Given that so much of the social messaging that children receive is relentlessly gender-based, perhaps autistic features aren’t manifestations of being masculinised. Rather, they are the result of an innate resistance to, or uninterest in, gender-based social demands of any kind. Indeed, autistic people are far more likely to view gender as largely a secondary consideration, and to express gender that varies from what was assigned them at birth.

In other words, at least some autistic people might well represent the mosaic brain as untouched by gender expectations and other social influences as a human brain can be.

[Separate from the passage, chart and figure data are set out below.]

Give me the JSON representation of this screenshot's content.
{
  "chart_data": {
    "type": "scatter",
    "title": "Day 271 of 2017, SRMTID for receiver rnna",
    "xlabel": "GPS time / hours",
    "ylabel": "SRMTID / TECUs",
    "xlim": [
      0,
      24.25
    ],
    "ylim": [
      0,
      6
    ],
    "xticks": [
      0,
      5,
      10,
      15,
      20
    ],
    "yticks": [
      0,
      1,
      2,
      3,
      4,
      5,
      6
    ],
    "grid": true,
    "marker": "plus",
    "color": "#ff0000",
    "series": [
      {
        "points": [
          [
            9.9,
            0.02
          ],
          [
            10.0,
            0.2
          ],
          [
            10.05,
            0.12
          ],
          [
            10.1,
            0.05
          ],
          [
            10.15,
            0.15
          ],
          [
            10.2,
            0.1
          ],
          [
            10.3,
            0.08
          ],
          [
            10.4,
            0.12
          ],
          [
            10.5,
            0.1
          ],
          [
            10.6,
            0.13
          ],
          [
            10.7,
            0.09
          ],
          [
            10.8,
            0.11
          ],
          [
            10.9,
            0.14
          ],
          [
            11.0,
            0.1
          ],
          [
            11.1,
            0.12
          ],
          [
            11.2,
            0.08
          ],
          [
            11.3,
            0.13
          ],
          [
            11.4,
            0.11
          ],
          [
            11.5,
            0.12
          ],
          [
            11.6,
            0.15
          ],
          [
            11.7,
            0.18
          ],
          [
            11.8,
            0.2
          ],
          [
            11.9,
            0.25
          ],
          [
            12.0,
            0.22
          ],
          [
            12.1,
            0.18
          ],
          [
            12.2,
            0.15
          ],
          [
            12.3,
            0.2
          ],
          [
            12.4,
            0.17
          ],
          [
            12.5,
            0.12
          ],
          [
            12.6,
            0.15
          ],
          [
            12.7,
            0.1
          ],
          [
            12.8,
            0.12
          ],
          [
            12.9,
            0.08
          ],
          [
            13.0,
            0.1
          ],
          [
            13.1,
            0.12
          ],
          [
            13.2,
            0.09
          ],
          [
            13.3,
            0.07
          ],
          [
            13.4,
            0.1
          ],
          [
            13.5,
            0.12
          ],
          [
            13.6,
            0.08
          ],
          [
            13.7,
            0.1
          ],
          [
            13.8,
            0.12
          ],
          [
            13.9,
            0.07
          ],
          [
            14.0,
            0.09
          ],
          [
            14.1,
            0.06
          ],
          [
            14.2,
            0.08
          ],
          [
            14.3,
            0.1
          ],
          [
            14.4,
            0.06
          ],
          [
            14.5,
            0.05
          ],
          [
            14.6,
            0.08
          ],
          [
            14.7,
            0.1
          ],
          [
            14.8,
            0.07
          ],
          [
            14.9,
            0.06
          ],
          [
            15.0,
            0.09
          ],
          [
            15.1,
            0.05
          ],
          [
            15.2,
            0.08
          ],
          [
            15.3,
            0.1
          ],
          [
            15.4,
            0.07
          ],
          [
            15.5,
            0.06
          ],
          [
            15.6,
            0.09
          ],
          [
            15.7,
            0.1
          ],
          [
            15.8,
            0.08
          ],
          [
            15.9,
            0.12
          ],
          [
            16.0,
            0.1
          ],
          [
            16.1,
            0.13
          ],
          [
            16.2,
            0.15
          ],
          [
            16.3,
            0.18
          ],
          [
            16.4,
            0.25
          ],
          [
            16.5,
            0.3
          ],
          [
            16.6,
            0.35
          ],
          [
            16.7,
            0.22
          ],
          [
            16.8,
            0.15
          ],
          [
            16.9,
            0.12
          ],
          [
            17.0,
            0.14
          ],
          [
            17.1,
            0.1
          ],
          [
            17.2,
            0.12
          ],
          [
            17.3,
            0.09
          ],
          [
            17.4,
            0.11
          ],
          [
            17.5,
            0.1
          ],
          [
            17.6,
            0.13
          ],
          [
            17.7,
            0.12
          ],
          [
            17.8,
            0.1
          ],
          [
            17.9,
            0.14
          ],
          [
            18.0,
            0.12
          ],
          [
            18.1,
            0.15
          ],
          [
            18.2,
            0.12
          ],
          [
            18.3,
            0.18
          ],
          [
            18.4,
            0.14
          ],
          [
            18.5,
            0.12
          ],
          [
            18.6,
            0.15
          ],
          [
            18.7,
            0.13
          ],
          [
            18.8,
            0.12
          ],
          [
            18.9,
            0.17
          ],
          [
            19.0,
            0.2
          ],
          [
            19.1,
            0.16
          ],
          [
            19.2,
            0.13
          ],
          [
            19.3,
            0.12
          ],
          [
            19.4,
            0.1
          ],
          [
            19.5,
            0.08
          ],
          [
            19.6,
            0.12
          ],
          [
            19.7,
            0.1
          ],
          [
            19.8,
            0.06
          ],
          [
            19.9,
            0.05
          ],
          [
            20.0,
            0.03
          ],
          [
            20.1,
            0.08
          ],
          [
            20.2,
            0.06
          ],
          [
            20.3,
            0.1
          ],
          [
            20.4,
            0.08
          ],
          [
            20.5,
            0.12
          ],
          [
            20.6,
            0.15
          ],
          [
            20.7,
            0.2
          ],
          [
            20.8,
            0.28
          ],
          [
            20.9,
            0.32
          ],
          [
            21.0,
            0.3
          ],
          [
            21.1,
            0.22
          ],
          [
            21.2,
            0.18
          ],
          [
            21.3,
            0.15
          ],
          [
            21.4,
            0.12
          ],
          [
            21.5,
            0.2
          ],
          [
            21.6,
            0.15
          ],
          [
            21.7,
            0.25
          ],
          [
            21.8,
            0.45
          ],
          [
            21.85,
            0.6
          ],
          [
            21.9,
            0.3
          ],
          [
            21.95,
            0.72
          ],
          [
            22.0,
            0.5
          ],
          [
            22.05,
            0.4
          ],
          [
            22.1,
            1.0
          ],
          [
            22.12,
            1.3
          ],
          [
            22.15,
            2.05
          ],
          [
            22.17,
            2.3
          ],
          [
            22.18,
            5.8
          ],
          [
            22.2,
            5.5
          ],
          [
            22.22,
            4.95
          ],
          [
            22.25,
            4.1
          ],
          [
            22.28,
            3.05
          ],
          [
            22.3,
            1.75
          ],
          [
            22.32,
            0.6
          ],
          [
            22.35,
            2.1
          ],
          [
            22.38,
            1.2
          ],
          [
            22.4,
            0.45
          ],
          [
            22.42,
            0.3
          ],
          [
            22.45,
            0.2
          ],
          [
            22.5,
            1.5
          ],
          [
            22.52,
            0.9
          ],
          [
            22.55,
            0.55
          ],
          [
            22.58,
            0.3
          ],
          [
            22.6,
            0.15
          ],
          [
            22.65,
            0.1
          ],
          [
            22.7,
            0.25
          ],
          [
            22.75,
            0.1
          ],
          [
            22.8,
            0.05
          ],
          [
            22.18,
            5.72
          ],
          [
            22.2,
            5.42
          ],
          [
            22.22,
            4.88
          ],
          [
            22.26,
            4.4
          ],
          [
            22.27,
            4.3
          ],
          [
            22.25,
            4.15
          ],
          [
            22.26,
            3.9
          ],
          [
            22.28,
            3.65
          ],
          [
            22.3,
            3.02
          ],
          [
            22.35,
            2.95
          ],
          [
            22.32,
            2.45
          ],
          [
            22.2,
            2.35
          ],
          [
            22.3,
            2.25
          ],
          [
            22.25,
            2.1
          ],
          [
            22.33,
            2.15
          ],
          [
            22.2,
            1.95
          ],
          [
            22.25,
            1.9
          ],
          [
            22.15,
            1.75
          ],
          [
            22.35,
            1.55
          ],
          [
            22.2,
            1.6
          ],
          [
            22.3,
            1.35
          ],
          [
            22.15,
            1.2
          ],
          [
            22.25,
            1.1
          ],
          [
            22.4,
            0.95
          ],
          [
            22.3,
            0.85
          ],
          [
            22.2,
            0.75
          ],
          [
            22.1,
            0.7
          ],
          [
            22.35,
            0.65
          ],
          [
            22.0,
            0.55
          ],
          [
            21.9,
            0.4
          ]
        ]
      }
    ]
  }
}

And they are on average far less likely than neurotypicals to consider gender as an important factor in … anything.

For a few years in the early 2000s, I spent time on a university message board. Not considering possible repercussions, I signed up to participate with a username that carried no gender identification. Many women tend to self-identify gender in their online handles, appending ‘babe’ or ‘Ms’ or ‘grrl’ and so on to whatever modifier they think fits them. But my choice, without intent but probably out of habit and self-image, had zero gender valence whatsoever, and my identity was otherwise anonymous.

I found that for years, everyone on that board thought I was male, and interacted with me that way. There I was, a woman, mother of two, married to a man, with a history of being really, really into football and the Disney princesses of my youth, ‘passing’ as male in this online culture, all because I had not declared my own identity one way or the other.

Like Rosalind from As You Like It, I found that without the outward trappings of femininity, the visual signals that communicate conformity with society’s gender expectations about me, no one knew from any other clues what gender I was. I was just me, my brain, for once inhabiting a space where my childhood wish had, in a sense, come true: at long last, I was a girl being received as a welcome participant in a largely male-occupied space.